The integration of deep learning in medical imaging has shown great promise for enhancing diagnostic, therapeutic, and research outcomes. However, applying universal models across multiple modalities remains challenging due to the inherent variability in data characteristics. This study aims to introduce and evaluate a Modality Projection Universal Model (MPUM). MPUM employs a novel modality-projection strategy, which allows the model to dynamically adjust its parameters to optimize performance across different imaging modalities.
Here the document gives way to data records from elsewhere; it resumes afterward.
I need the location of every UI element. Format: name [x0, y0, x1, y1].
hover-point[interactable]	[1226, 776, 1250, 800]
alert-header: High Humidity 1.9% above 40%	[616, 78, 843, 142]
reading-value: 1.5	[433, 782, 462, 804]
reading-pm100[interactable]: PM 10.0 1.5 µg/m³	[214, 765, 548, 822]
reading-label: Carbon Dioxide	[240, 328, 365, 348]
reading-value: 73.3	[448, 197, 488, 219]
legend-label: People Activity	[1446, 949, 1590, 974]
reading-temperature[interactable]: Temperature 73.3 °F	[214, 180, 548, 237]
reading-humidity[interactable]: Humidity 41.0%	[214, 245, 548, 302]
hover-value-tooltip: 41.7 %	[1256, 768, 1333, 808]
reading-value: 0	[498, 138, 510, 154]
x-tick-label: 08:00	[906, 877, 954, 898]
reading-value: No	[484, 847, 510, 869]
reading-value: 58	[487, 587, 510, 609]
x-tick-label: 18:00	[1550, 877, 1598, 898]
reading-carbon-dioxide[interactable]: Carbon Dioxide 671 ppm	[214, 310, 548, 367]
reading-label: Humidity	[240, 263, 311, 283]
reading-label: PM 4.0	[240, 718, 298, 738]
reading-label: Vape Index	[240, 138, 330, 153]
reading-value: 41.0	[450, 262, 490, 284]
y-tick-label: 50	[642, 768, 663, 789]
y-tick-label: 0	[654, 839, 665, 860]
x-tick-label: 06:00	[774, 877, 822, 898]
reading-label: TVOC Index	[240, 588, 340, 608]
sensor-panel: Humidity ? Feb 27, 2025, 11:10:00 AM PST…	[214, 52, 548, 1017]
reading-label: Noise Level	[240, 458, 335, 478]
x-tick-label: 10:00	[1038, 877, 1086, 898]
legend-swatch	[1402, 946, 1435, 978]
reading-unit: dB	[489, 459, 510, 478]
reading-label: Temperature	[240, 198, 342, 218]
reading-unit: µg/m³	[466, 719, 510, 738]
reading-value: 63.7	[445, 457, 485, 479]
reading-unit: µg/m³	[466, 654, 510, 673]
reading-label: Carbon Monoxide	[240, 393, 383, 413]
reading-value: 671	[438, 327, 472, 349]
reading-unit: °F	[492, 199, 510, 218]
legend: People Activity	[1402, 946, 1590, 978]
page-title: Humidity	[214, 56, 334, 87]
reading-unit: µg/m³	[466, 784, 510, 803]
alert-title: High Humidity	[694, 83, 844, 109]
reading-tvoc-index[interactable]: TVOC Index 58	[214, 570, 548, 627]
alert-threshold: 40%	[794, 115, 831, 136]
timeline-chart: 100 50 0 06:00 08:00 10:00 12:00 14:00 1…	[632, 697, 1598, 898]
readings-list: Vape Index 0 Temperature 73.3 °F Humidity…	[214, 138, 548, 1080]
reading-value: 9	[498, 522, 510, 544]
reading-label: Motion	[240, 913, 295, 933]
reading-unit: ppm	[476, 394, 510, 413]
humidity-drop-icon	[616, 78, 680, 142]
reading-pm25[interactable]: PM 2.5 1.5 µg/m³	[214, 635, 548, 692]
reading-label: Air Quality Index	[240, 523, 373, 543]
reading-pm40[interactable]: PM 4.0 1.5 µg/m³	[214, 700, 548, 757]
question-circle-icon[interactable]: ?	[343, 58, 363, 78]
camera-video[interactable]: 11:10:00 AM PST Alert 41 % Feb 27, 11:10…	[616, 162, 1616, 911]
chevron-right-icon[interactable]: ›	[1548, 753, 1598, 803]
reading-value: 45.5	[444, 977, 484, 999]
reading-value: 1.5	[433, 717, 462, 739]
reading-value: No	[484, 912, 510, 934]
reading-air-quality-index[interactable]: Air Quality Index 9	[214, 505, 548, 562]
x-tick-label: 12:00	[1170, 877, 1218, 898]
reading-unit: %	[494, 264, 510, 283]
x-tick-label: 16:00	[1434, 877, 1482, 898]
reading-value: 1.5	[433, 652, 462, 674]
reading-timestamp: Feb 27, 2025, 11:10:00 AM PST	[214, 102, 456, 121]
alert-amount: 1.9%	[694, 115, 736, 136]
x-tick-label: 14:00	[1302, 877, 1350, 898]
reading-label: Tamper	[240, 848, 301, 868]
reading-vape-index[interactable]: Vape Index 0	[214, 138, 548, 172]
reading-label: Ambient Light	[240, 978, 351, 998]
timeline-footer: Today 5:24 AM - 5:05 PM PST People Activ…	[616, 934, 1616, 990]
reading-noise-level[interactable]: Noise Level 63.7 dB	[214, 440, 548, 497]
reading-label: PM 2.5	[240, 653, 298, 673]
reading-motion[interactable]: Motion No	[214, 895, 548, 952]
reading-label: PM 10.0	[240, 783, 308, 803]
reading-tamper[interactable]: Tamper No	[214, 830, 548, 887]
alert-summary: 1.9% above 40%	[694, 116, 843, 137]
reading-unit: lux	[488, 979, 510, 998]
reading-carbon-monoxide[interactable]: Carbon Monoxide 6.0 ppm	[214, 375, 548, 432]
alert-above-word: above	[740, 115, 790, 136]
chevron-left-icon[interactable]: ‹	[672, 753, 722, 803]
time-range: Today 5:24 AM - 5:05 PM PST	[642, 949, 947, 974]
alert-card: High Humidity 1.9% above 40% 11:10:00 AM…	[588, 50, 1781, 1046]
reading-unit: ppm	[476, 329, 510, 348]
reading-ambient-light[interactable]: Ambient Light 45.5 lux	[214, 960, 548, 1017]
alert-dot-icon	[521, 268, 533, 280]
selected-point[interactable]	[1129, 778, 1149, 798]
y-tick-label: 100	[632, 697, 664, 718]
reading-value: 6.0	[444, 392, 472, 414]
The MPUM demonstrated superior accuracy in identifying anatomical structures, enabling precise quantification for improved clinical decision-making. It also identifies metabolic associations within the brain-body axis, advancing research on brain-body physiological correlations. Furthermore, MPUM's unique controller-based convolution layer enables visualization of saliency maps across all network layers, significantly enhancing the model's interpretability.